I was lying in bed late last night and could hear the sounds of frogs and crickets outside. It took me back immediately to Ware Road in the back guest room where I would share a bed with my older sister on the fun ocassion we got to spend the night with my Meme Rhodes. The only bad part of these nights was the chance that the cat, Kitty Blue, would jump up on the end of the bed and stare us down. It was then that I would hope the cat wouldn’t suck my breath and cause me to die while I slept. I heard that this could happen to babies, and I imagined it could happen to me as well. Thankfully, Kitty Blue never came closer than the end of the bed.
Marcy and I always shared the back bedroom. Cacy always got to sleep with Meme—I suppose since she was the baby.
My thoughts just kept on going last night as I thought about how we were always happy to get to stay with Meme Rhodes. We might have vegetable soup for dinner; it was usually piping hot so she would let us put a piece of ice in it to cool it down. I always sat in Daddy Zeb’s chair at the table. At this point he was probably dead for five or more years, and over the course of my life I had heard stories about how I always liked to sit with him in his chair, how he had loved me lots. And somehow in my mind that translated to me being his favorite, so I declared his chair as my chair and that was that.

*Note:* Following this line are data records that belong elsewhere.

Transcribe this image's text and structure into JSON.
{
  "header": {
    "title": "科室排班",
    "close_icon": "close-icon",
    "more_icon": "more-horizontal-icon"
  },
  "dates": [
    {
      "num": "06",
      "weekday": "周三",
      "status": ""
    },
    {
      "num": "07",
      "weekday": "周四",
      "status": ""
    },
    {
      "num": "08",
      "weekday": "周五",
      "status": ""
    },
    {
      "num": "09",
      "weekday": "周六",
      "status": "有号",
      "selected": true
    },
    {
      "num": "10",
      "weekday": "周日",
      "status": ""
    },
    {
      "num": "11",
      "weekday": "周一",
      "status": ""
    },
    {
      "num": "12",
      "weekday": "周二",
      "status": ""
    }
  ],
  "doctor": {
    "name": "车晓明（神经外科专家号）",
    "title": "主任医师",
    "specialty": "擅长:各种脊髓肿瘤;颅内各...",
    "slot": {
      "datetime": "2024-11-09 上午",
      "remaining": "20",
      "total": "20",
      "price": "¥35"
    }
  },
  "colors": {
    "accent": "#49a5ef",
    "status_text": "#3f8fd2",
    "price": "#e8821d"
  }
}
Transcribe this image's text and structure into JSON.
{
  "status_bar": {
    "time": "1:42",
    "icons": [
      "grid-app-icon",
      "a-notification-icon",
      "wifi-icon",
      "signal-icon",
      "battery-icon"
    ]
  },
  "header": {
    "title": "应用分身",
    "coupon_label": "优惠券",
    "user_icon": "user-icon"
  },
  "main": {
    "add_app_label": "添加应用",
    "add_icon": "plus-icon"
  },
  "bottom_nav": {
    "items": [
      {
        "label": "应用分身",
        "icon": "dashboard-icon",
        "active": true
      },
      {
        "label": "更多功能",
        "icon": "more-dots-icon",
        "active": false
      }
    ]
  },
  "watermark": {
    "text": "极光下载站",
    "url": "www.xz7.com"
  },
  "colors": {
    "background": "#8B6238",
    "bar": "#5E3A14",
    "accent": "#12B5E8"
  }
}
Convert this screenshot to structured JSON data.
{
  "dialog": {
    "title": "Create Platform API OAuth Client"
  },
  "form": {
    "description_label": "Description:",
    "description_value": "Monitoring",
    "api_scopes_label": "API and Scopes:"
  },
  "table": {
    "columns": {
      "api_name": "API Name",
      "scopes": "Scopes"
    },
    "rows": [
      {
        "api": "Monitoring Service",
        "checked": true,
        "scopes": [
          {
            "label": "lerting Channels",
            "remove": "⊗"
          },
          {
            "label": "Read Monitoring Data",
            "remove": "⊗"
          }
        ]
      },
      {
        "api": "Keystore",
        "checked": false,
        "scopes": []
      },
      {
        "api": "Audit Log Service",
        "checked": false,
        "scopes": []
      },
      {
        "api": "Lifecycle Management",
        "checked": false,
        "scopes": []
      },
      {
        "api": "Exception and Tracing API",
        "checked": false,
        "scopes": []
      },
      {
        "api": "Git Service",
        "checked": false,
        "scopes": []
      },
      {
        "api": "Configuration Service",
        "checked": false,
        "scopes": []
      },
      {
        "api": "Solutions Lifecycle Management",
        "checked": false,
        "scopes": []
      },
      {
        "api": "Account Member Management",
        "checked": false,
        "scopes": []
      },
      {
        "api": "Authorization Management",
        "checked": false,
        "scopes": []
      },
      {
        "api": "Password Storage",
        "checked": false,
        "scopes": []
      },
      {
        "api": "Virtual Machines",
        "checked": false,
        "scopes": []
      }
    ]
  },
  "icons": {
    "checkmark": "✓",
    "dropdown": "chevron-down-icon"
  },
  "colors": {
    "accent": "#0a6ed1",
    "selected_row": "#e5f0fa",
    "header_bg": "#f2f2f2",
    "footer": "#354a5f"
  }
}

In MeMe’s kitchen area a wall was filled with photos of the faces she loved the most. Each family had their photo up on the wall. Austin, the oldest and dearest grandchild to Meme, would have probably unabashedly had the most photos on the wall, except MeMe would at least try to appear to love us all equally; the rest of us knew the truth and loved her still.
In the morning we were guaranteed Rice Krispies cereal with as many spoonfuls of sugar as we could sneak into the bowl. And maybe we would get to hear songs she had written flow out of the tape recorder she would sing into on occassion. We may have had to put her furniture back in place because the night before we would have most definitely rearranged her living room furniture before settling down to watch Hee-Haw and suck on Hershey kisses until they disappeared in our mouths.
MeMe had green carpet. And a floor heater that we would jump over on our way to the bathroom in our sock feet…because MeMe never let us roam around her house without socks on our feet for fear we would catch a cold.
She taught us what “french baths” were. She always had Archie comics and Reader’s Digest in her bathroom for your convenience. And there was a room sort of like a storage room filled with Nancy Drew or Hardy Boys novel sets…maybe both, I can’t remember.
These were simple times that I love to remenince about. No worries (if you don’t count Kitty Blue’s nighttime appearance), no cares, no troubles on those spend the nights at MeMe’s house.
A sweet memory for me quickly turns to pain though when I think about the fact that my kids don’t have either of their grandmothers anymore. A grandmother’s love is special and such security can be found there. They think you are the best. Always. They defend you and protect you (from even your parents!) and give you another layer of your history and what makes you, you! A fabulous memory of MeMe tinged with sadness at the loss for my own kids. But that’s ok…and that’s how it is with most of life…a mix of joy and sadness. I pray one day I can be a grandmother that hosts spend the nights and is a place of unending love and acceptance. One day.